What is hydrospeed?
1970: three bridge and viaduct technicians (Claude Puch, Pierre Simon and Maurice Tiveron), observing the strength of the current of a stream, had the crazy idea of navigating it on an inflatable donut: it is the first hydrospeed descent in history. They will call those three reckless “swimmers of the impossible”.
Mike Horn, a South African explorer, joined the Sector No Limits team in the early 1990s. Shortly afterwards, he made some feats with the hydrospeed at the limit of human possibilities: with the river bob he made the first (and only) descent of Mont Blanc, up to the French border. He then beats the record for jumping a waterfall, again in hydro, in the Pacuare River in Costa Rica (22 m). Finally, he ventured into the solo crossing of South America, from the Pacific to the Amazon River, using the canoe and the hydrospeed
Since then, technical knowledge and materials have evolved, making Hydrospeed a complete sporting discipline accessible to the general public. The Hydrospeed has thus become an unsinkable water bob, on which you lie on your stomach and which protects and supports the body during the river run.

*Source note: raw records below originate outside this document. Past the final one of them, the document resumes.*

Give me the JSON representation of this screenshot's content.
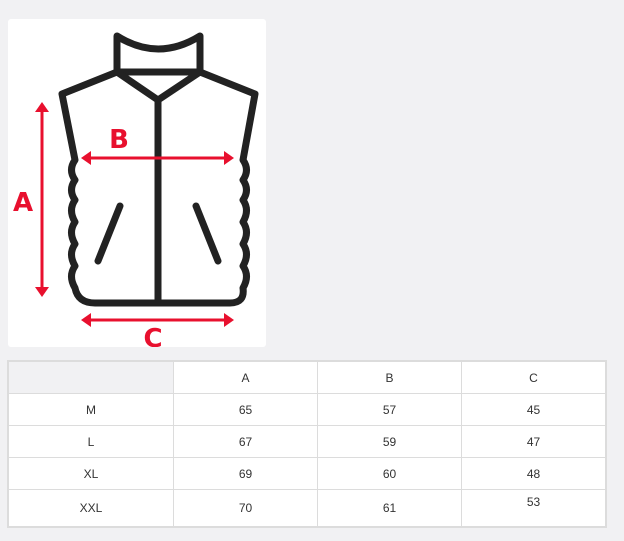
{
  "diagram": {
    "labels": {
      "a": "A",
      "b": "B",
      "c": "C"
    },
    "outline_color": "#222222",
    "measure_color": "#e8102e"
  },
  "table": {
    "headers": [
      "",
      "A",
      "B",
      "C"
    ],
    "rows": [
      {
        "size": "M",
        "a": "65",
        "b": "57",
        "c": "45"
      },
      {
        "size": "L",
        "a": "67",
        "b": "59",
        "c": "47"
      },
      {
        "size": "XL",
        "a": "69",
        "b": "60",
        "c": "48"
      },
      {
        "size": "XXL",
        "a": "70",
        "b": "61",
        "c": "53"
      }
    ]
  }
}
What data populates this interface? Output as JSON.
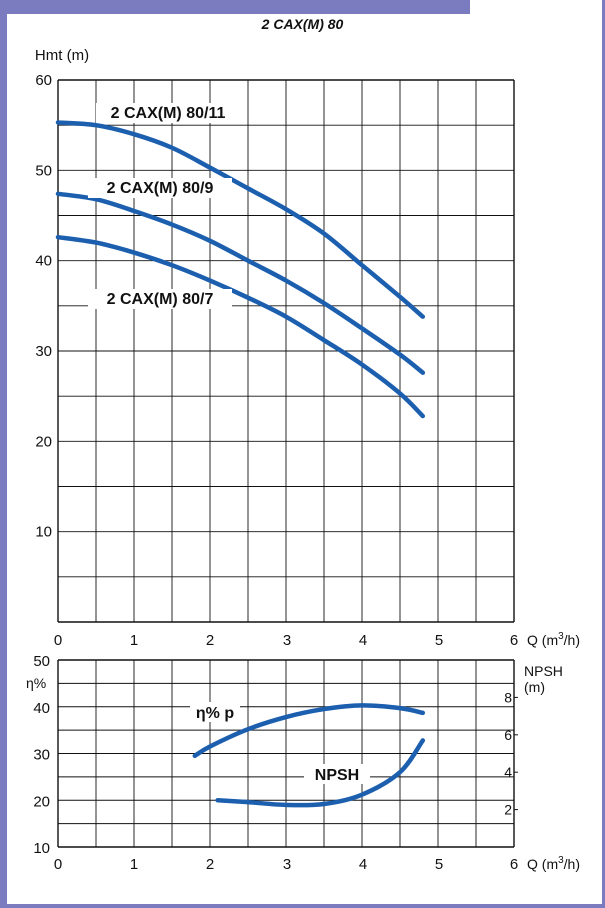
{
  "chart_data": [
    {
      "type": "line",
      "title": "2 CAX(M) 80",
      "ylabel": "Hmt (m)",
      "xlabel": "Q (m3/h)",
      "x_ticks": [
        "0",
        "1",
        "2",
        "3",
        "4",
        "5",
        "6"
      ],
      "y_ticks": [
        "10",
        "20",
        "30",
        "40",
        "50",
        "60"
      ],
      "xlim": [
        0,
        6
      ],
      "ylim": [
        0,
        60
      ],
      "grid": true,
      "series": [
        {
          "name": "2 CAX(M) 80/11",
          "x": [
            0,
            0.5,
            1,
            1.5,
            2,
            2.5,
            3,
            3.5,
            4,
            4.5,
            4.8
          ],
          "y": [
            55.3,
            55,
            54,
            52.5,
            50.3,
            48,
            45.7,
            43,
            39.5,
            36,
            33.8
          ]
        },
        {
          "name": "2 CAX(M) 80/9",
          "x": [
            0,
            0.5,
            1,
            1.5,
            2,
            2.5,
            3,
            3.5,
            4,
            4.5,
            4.8
          ],
          "y": [
            47.4,
            46.8,
            45.5,
            44,
            42.2,
            40,
            37.8,
            35.3,
            32.5,
            29.6,
            27.6
          ]
        },
        {
          "name": "2 CAX(M) 80/7",
          "x": [
            0,
            0.5,
            1,
            1.5,
            2,
            2.5,
            3,
            3.5,
            4,
            4.5,
            4.8
          ],
          "y": [
            42.6,
            42,
            40.9,
            39.5,
            37.8,
            35.9,
            33.8,
            31.2,
            28.5,
            25.3,
            22.8
          ]
        }
      ],
      "color": "#1c5fae"
    },
    {
      "type": "line",
      "ylabel": "η%",
      "y2label": "NPSH (m)",
      "xlabel": "Q (m3/h)",
      "x_ticks": [
        "0",
        "1",
        "2",
        "3",
        "4",
        "5",
        "6"
      ],
      "y_ticks": [
        "10",
        "20",
        "30",
        "40",
        "50"
      ],
      "y2_ticks": [
        "2",
        "4",
        "6",
        "8"
      ],
      "xlim": [
        0,
        6
      ],
      "ylim": [
        10,
        50
      ],
      "y2lim": [
        0,
        10
      ],
      "grid": true,
      "series": [
        {
          "name": "η% p",
          "axis": "left",
          "x": [
            1.8,
            2.0,
            2.5,
            3.0,
            3.5,
            4.0,
            4.5,
            4.8
          ],
          "y": [
            29.5,
            31.5,
            35.2,
            37.8,
            39.5,
            40.3,
            39.7,
            38.7
          ]
        },
        {
          "name": "NPSH",
          "axis": "right",
          "x": [
            2.1,
            2.5,
            3.0,
            3.5,
            4.0,
            4.5,
            4.8
          ],
          "y": [
            2.5,
            2.4,
            2.25,
            2.3,
            2.8,
            4.0,
            5.7
          ]
        }
      ],
      "color": "#1c5fae"
    }
  ],
  "labels": {
    "title": "2 CAX(M) 80",
    "top_ylabel": "Hmt (m)",
    "xlabel_q": "Q (m",
    "xlabel_sup": "3",
    "xlabel_end": "/h)",
    "bottom_ylabel": "η%",
    "npsh_label": "NPSH",
    "npsh_unit": "(m)"
  }
}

The Hydrospeed moves easily with the arms and torso, while the fins allow you to move effectively in the river. Despite being an individual sport, it is good practice to carry out the runs in a group, for obvious safety reasons. The body, half immersed in water, with practice becomes a sensor capable of perceiving the subtle variations of current with which it comes into contact, allowing the vessel to control its descent effectively and precisely.
No river discipline allows such an intimate and complete contact with the water element as with the hydrospeed. Each wave, each current and each area of white water crossed are experienced through the whole body, until they become one with the river.